They wont let us in. Theyve some sort of no Daft Punk costume rule
My morning has consisted of lying in a fetal position, eating a whole tub of ben and jerry's, talking to my cat, and setting all of our pictures on fire. Does that answer your question?
i'm on the subway and being revisted by the ghosts of tequilas past.
We decided we needed a drinks fridge in our bathroom.
Restaurants Roasting People Who Gave Them Negative Yelp Reviews (25 Pics)
No, he's ok. He just broke his teeth on the stripper pole. No biggie.
WHAT KIND OF DUMPSTER DOESNT HAVE PIZZA IN IT?

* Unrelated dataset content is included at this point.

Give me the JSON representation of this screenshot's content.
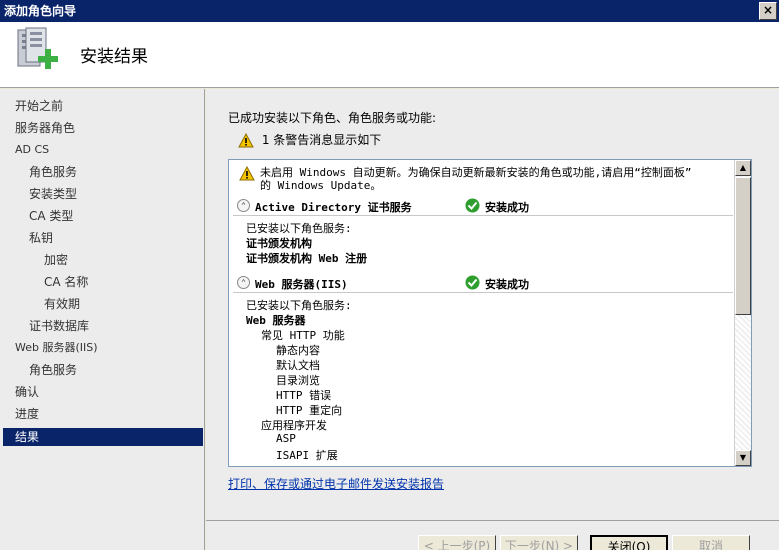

Guess who just rode home in a cop car?! Your Fav flamingo
Only Tommy would bring a stripper pole to a bonfire
I have like three friends I don't have sex with, what did you expect
Woman Posts Harassing DMs From Creep Online, Now He’s Upset Because People Told His Mom
Don't tell me you're on acid again
I've got 3 hot dudes surrounding me. It's the Bermudick Triangle.
It's not even noon and I've had 3 people call me a savage, one of them said it in reference to the blow job I gave them. So I guess you could say it's going to be a good weekend
They're giving you narcotics aren't they?
If I offered to share would you come visit me?
Apparently I thanked the paramedics over and over again for saving the "happy new year" beads that I was wearing
I'm at the fucking ritz Carlton and I would leave here to cuddle with her. Not even fuck, just cuddle. What th hell is wrong with me?